A comparative analysis of optimizing hydrogen and battery shared energy storage in hybrid power generation systems

The global transition toward low-carbon energy systems has motivated shared energy storage (SES) as a critical solution for sustainable and resilient cities. However, integrating diverse storage technologies, such as batteries and hydrogen, involves complex techno-economic trade-offs. To address this challenge, this study proposes an integrated planning and operation framework for SES within energy systems under high renewable energy sources (RES) penetration, incorporating multiple storage technologies. A multi-objective optimization model is developed to simultaneously minimize total annualized system costs and maximize RES penetration ratio, while enabling flexible connections between renewable energy generation and storage facilities.
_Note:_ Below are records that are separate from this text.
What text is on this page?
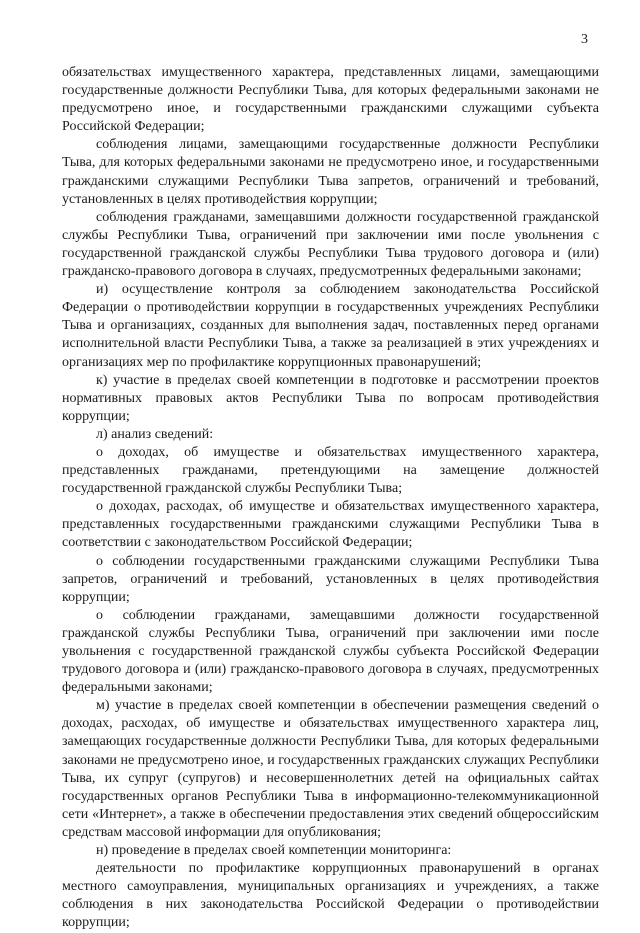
3
обязательствах имущественного характера, представленных лицами, замещающими
государственные должности Республики Тыва, для которых федеральными законами не
предусмотрено иное, и государственными гражданскими служащими субъекта
Российской Федерации;
соблюдения лицами, замещающими государственные должности Республики
Тыва, для которых федеральными законами не предусмотрено иное, и государственными
гражданскими служащими Республики Тыва запретов, ограничений и требований,
установленных в целях противодействия коррупции;
соблюдения гражданами, замещавшими должности государственной гражданской
службы Республики Тыва, ограничений при заключении ими после увольнения с
государственной гражданской службы Республики Тыва трудового договора и (или)
гражданско-правового договора в случаях, предусмотренных федеральными законами;
и) осуществление контроля за соблюдением законодательства Российской
Федерации о противодействии коррупции в государственных учреждениях Республики
Тыва и организациях, созданных для выполнения задач, поставленных перед органами
исполнительной власти Республики Тыва, а также за реализацией в этих учреждениях и
организациях мер по профилактике коррупционных правонарушений;
к) участие в пределах своей компетенции в подготовке и рассмотрении проектов
нормативных правовых актов Республики Тыва по вопросам противодействия
коррупции;
л) анализ сведений:
о доходах, об имуществе и обязательствах имущественного характера,
представленных гражданами, претендующими на замещение должностей
государственной гражданской службы Республики Тыва;
о доходах, расходах, об имуществе и обязательствах имущественного характера,
представленных государственными гражданскими служащими Республики Тыва в
соответствии с законодательством Российской Федерации;
о соблюдении государственными гражданскими служащими Республики Тыва
запретов, ограничений и требований, установленных в целях противодействия
коррупции;
о соблюдении гражданами, замещавшими должности государственной
гражданской службы Республики Тыва, ограничений при заключении ими после
увольнения с государственной гражданской службы субъекта Российской Федерации
трудового договора и (или) гражданско-правового договора в случаях, предусмотренных
федеральными законами;
м) участие в пределах своей компетенции в обеспечении размещения сведений о
доходах, расходах, об имуществе и обязательствах имущественного характера лиц,
замещающих государственные должности Республики Тыва, для которых федеральными
законами не предусмотрено иное, и государственных гражданских служащих Республики
Тыва, их супруг (супругов) и несовершеннолетних детей на официальных сайтах
государственных органов Республики Тыва в информационно-телекоммуникационной
сети «Интернет», а также в обеспечении предоставления этих сведений общероссийским
средствам массовой информации для опубликования;
н) проведение в пределах своей компетенции мониторинга:
деятельности по профилактике коррупционных правонарушений в органах
местного самоуправления, муниципальных организациях и учреждениях, а также
соблюдения в них законодательства Российской Федерации о противодействии
коррупции;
Comparatively, the model evaluates battery energy storage and hydrogen storage systems in parallel, with hydrogen market participation included to enhance operational flexibility. Numerical case studies, conducted with an investment budget limit of 3 billion CNY (about 418 million USD), show that battery energy storage is more cost-effective when the RES penetration ratio exceeds 75 %. In contrast, hydrogen storage is economically feasible only when the penetration ratio is below 70 %, mainly due to energy losses in electrolyzers and fuel cells. Sensitivity analysis reveals that hydrogen storage becomes more cost-competitive than battery energy storage when hydrogen prices exceed 49 CNY/kg (around 6.83 USD/kg). Moreover, improving the efficiency of electrolyzers and fuel cells could narrow the competitiveness gap between these technologies. These findings provide valuable insights for policymakers and system operators in deploying SES systems based on local RES availability and market conditions.